First round pick Marshon Lattimore is not only a strong rookie of the Year candidate, but is arguably the Saints team MVP over the first half of the season. Lattimore and fellow cornerback Ken Crawley have all but taken opposing wideouts completely out of relevance during the Saints winning streak, and allowed the remainder of the New Orleans secondary and linebackers to focus on opposing tight ends and running backs.
Only 3 wide receivers, Detroit's Marvin Jones and Golden Tate and Chicago's Tre McBride, have had over 90 yards receiving against the New Orleans defense. Cam Jordan leads the team with 7 sacks, but the Saints have gotten good pass rush production from the defensive end position, accounting for 15 of their 23 sacks. Offseason acquisition Alex Okafor has arguably been the Saints best offseason signing, with 3.5 sacks along with playing outstanding run defense.
Despite Tyrod Taylor's mobility, Buffalo has had a difficult time protecting their quarterback, allowing 26 sacks. Left tackle Cordy Glenn may possibly miss this game with injury, further challenging their protection against the Saints outside rushers. The Bills offense throws for an average of only 187 yards per game, ranking 30th in the league. Tight end Charles Clay, coming off MCL surgery but likely to play in this game, is the next most productive receiving target after McCoy, with 20 receptions for 258 yards. He and fellow tight end Nick O'Leary will be a challenge for Saints linebackers and safeties.

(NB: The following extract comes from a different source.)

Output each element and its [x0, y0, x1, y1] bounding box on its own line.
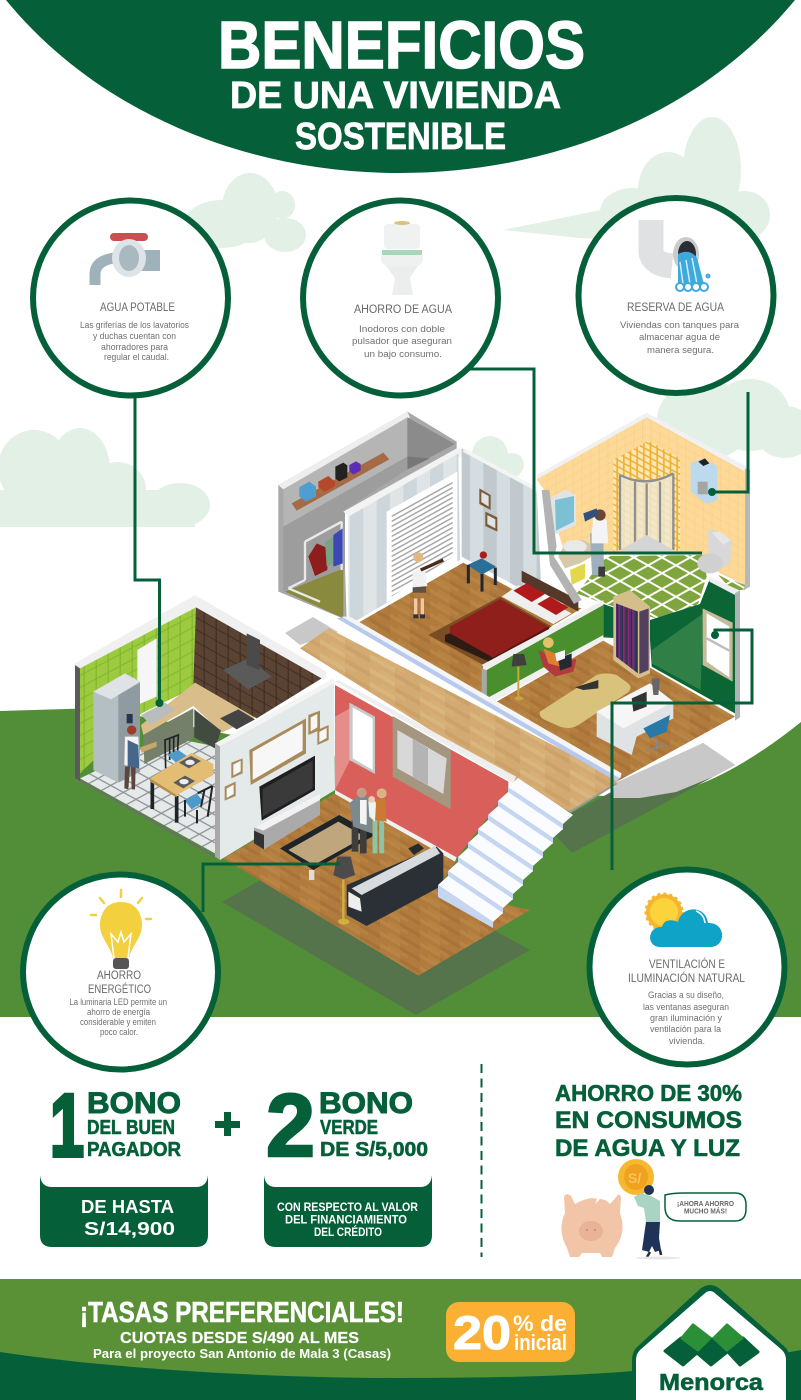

Wide receivers Zay Jones and Jordan Matthews can make big plays down the field, and Taylor looks for them deep on play action fakes. The Bills made a deal just before the trading deadline to acquire a familiar foe to Saints defenders, former Carolina wideout Kelvin Benjamin. Benjamin will likely see his first action with Buffalo this Sunday, and the Bills hope he will add a big bodied threat down the field. Taylor will not hesitate to run if his initial reads aren't there, and the Saints have been allowing big scrambles from quarterbacks in recent weeks due to the lockdown downfield coverage and poor containment in the middle.
What to Look For
The Bills are dependent on McCoy and their run game to move the ball. The Saints defense has gotten good push from their front line defenders, but will need to have more disciplined pursuit to eliminate cutback lanes. The New Orleans cornerbacks should be able to easily shut down a mediocre group of Bills wideouts, but cannot be complacent against the deep shots down the field. Buffalo will try to use their tight ends and McCoy to stretch the Saints linebackers and safeties, hoping that their line can buy time for their quarterback against a tenacious Saints pass rush.
Safety Kenny Vaccaro has been limited with a groin injury, putting extra emphasis on Bell, rookie safety Marcus Williams, and reserves Chris Banjo and Rafael Bush. New Orleans may use Robertson or Klein to shadow Taylor on obvious passing downs to prevent the athletic quarterback from making plays with his legs. Barring breakdowns in assignments, the 15th ranked New Orleans defense should continue their rise and shut down a limited Buffalo offense.
Which group has been most impressive on the Saints defense over the first half of the season?